A experiência parlamentarista, ao longo do Império, permitiu uma desconcentração do poder patrimonial que, de outra parte, deitava profundas raízes na burocracia crescente, sendo a instituição da Guarda Nacional um dos elos fundamentais.[6] Coube à elite liberal que inspirou as instituições políticas do Império a incumbência de “apresentar – segundo afirma Vicente Barretto – as duas dimensões características da cultura política do século XVIII: o cientificismo e a identificação com as teses básicas do liberalismo político”.[7] Essa geração esteve integrada por espíritos da talha dos irmãos José Bonifácio de Andrada e Silva (1763-1838), Martim Francisco Ribeiro de Andrada (1776-1844) e Antônio Carlos Ribeiro de Andrada e Silva (1773-1845), bem como por pensadores da altura de Silvestre Pinheiro Ferreira ((1769-1846). A geração de Diogo Antônio Feijó (1784-1843), Francisco de Paula Souza (1791-1852) e o próprio brigadeiro Tobias foi a legítima herdeira dessa tradição liberal, que deitou profundas raízes na Província de São Paulo e que caracterizaremos a seguir.
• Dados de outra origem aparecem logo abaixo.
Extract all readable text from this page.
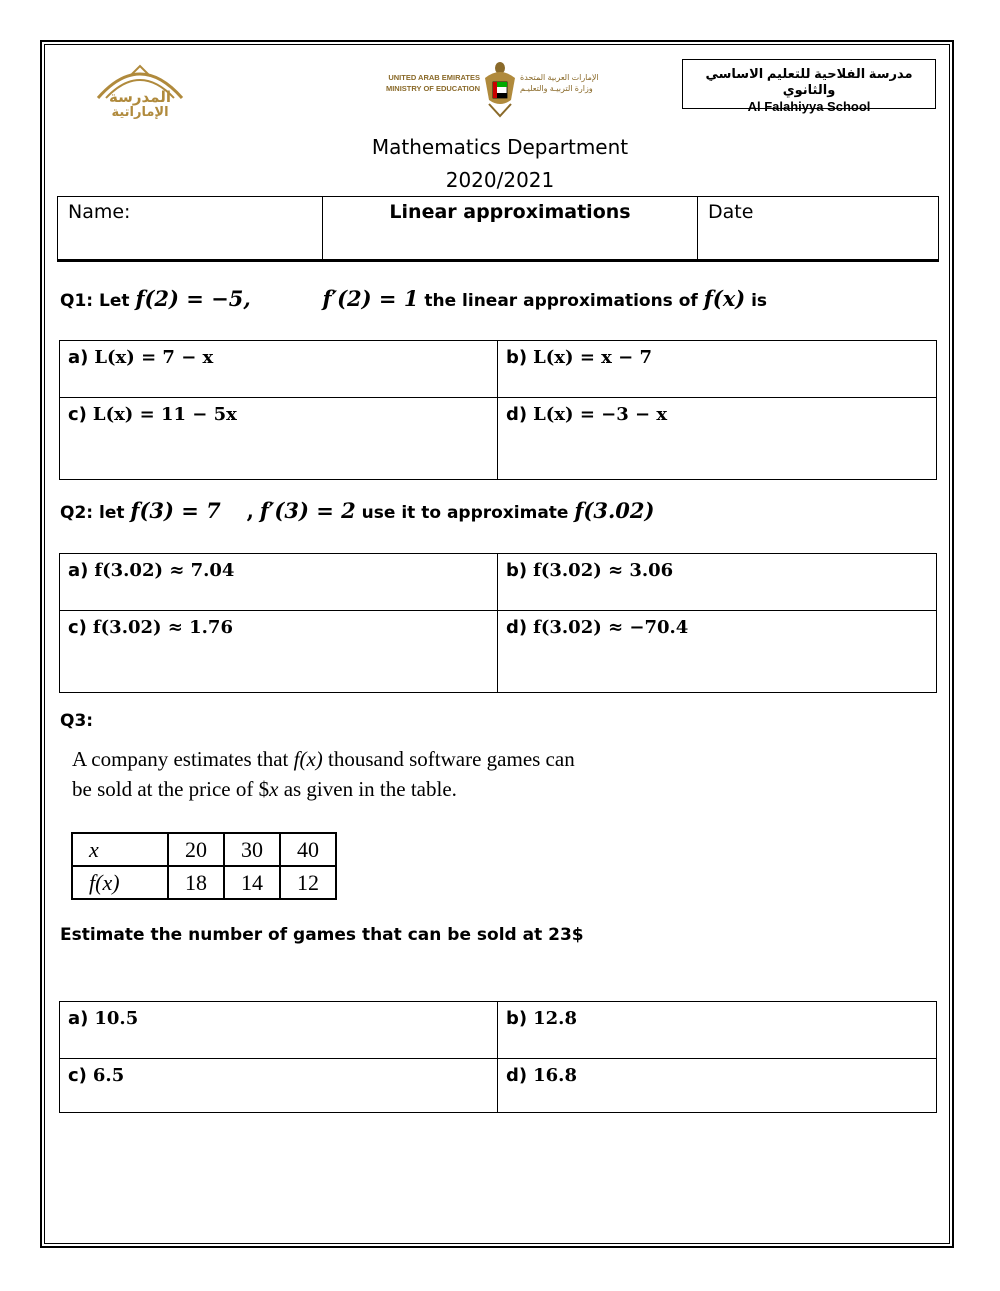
المدرسة
الإماراتية
UNITED ARAB EMIRATES
MINISTRY OF EDUCATION
الإمارات العربية المتحدة
وزارة التربيـة والتعليـم
مدرسة الفلاحية للتعليم الاساسي والثانوي
Al Falahiyya School
Mathematics Department
2020/2021
Name:	Linear approximations	Date
Q1: Let f(2) = −5,	f′(2) = 1 the linear approximations of f(x) is
a) L(x) = 7 − x	b) L(x) = x − 7
c) L(x) = 11 − 5x	d) L(x) = −3 − x
Q2: let f(3) = 7 , f′(3) = 2 use it to approximate f(3.02)
a) f(3.02) ≈ 7.04	b) f(3.02) ≈ 3.06
c) f(3.02) ≈ 1.76	d) f(3.02) ≈ −70.4
Q3:
A company estimates that f(x) thousand software games can
be sold at the price of $x as given in the table.
x	20	30	40
f(x)	18	14	12
Estimate the number of games that can be sold at 23$
a) 10.5	b) 12.8
c) 6.5	d) 16.8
Podemos salientar, da seguinte forma, os traços fundamentais da ideologia política que inspirou a essa primeira geração de intelectuais liberais no Brasil, formados no contexto cientificista da Universidade pombalina: 1 - Valorização da ciência como instrumento para a organização do Estado e da economia. 2 – Defesa da liberdade de comércio e rejeição às leis que restringissem a liberdade dos proprietários. 3 – Convicção de que os destinos do Brasil e de Portugal estavam inseparavelmente identificados e de que era preciso fortalecer o poder central para a construção de um grande império. 4 – Convicção de que a política deveria ser a atividade própria de uma elite de sangue e de dinheiro. 5 – Convicção da importância do papel do Estado como garantia dos direitos individuais.[8]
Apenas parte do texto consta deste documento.